In this article, you’ll learn how to search for a chess position in Chesspertise and how to use the results for practical improvement.

Why Position-Based Search Is So Important

Most players search databases by:

  • opening name

  • move order

  • player name

While useful, this approach has a major limitation:
the same position can be reached through many different move orders.

Position-based search allows you to:

  • study typical middlegame structures

  • understand plans for both sides

  • find model games in your openings

  • prepare against opponents more effectively

This is how strong players actually use databases.

What Does “Searching a Position” Mean?

Searching for a position means:

  • defining a board position (pieces, side to move)

  • asking the database to find all games where that position occurred

  • analyzing what strong players did from that point onward

In Chesspertise, this is fast and intuitive because positions are indexed, not just move.

Step-by-Step: How to Search for a Chess Position in Chesspertise

1. Click on search

From the Chesspertise home page:

  • click on Search Position

  • at the top right there is a green icon, click on it and select the database you want to use for this search

In the example above, I am using a database from Opening Master (www.openingmaster.com), which I highly recommend for the quality of the games and the excellent value for money.

The strength and cleanliness of the database you use is extremely important. Strong players and serious playing conditions produce far better material for study.

Setting Up a Position on the Board

Once you have selected the database you want to use, you can start defining a position using the chessboard on the right side of the screen.

When you click on a piece, Chesspertise highlights all legal moves for that piece.
This allows you to replay moves naturally until you reach the exact position you are looking for.

Editing the Board Manually

There is also another way to search for a specific position:

  • Click the Edit Board button just below the chessboard

  • Manually place any pieces on the board

  • Start the position search

Understanding Position Statistics

For every searched position, Chesspertise provides important statistical data:

  1. Win percentage for White

  2. Win percentage for Black

  3. Draw percentage

  4. Overall White score for each continuation

These statistics help you quickly evaluate whether a line is:

  • promising

  • playable

  • risky

  • or strategically questionable

They should be used as guidance, not as absolute truth.

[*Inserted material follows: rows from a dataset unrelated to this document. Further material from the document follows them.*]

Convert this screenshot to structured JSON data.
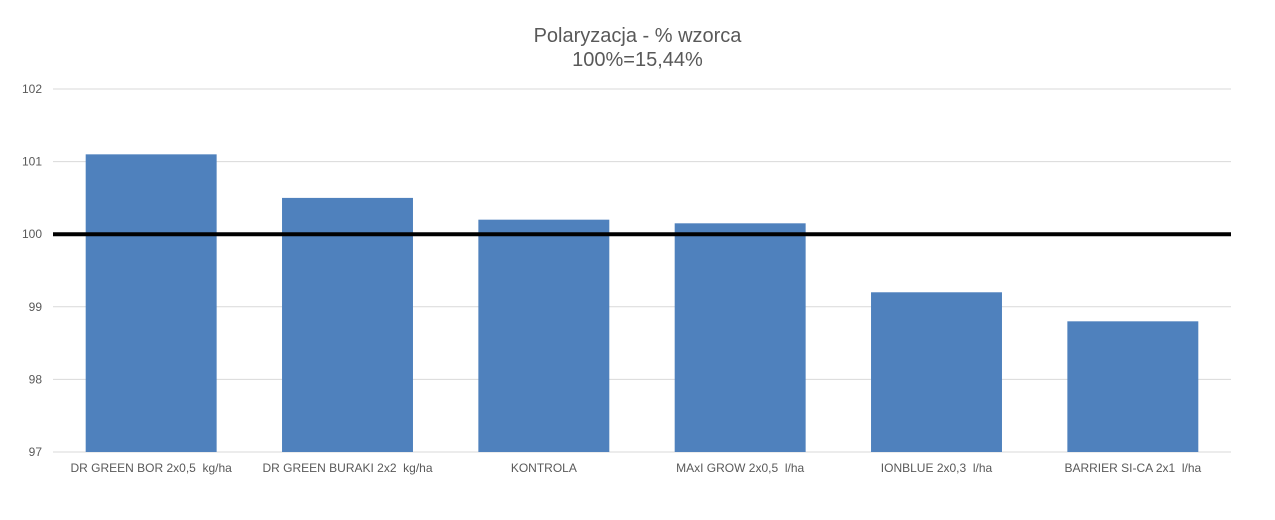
{
  "chart_data": {
    "type": "bar",
    "title": "Polaryzacja - % wzorca",
    "subtitle": "100%=15,44%",
    "xlabel": "",
    "ylabel": "",
    "categories": [
      "DR GREEN BOR 2x0,5  kg/ha",
      "DR GREEN BURAKI 2x2  kg/ha",
      "KONTROLA",
      "MAxI GROW 2x0,5  l/ha",
      "IONBLUE 2x0,3  l/ha",
      "BARRIER SI-CA 2x1  l/ha"
    ],
    "values": [
      101.1,
      100.5,
      100.2,
      100.15,
      99.2,
      98.8
    ],
    "ylim": [
      97,
      102
    ],
    "yticks": [
      "97",
      "98",
      "99",
      "100",
      "101",
      "102"
    ],
    "reference_line": 100,
    "grid": true,
    "legend": "none",
    "colors": {
      "bar": "#4f81bd",
      "grid": "#d9d9d9",
      "reference_line": "#000000",
      "text": "#595959"
    }
  }
}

Why Database Quality Matters

As you can see, the quality of the database is crucial.

For serious improvement:

  • stronger players produce better strategic examples

  • OTB long games are generally superior to blitz or online rapid

  • modern, well-curated databases give more reliable evaluations

This is why database selection matters as much as the search itself.

Exploring the Games Behind the Position

Once you have selected a specific line, click the blue button below the chessboard labeled Update Games List.

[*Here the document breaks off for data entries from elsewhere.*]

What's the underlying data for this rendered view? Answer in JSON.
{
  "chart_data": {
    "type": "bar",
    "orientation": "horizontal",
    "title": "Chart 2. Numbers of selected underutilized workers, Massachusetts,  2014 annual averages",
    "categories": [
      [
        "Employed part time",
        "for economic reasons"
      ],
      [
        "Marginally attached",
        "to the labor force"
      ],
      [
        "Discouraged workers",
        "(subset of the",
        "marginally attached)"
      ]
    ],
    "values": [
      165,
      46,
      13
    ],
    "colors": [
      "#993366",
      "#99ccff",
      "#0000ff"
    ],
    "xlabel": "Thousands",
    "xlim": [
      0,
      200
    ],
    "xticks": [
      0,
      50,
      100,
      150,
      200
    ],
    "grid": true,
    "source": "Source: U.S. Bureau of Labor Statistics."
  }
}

You will be taken to a new page where you can:

  • analyze every game that reached the selected position

  • replay full games move by move

  • annotate and save important examples

The games are sorted by date, which is important if you want to:

  • understand how a line originated

  • study how theory evolved over time

  • see which ideas are still relevant today

Summary

Searching for a chess position is one of the most effective ways to understand plans, structures, and typical ideas beyond memorizing moves. Using a high-quality database is essential, as stronger players and serious playing conditions produce more reliable and instructive games.

With Chesspertise, you can define a position directly on the board or by editing it manually, instantly access statistical results, and explore how strong players have handled the position over time. By analyzing the resulting games—especially high-level OTB games—you turn raw data into practical chess knowledge that directly improves your decision-making at the board.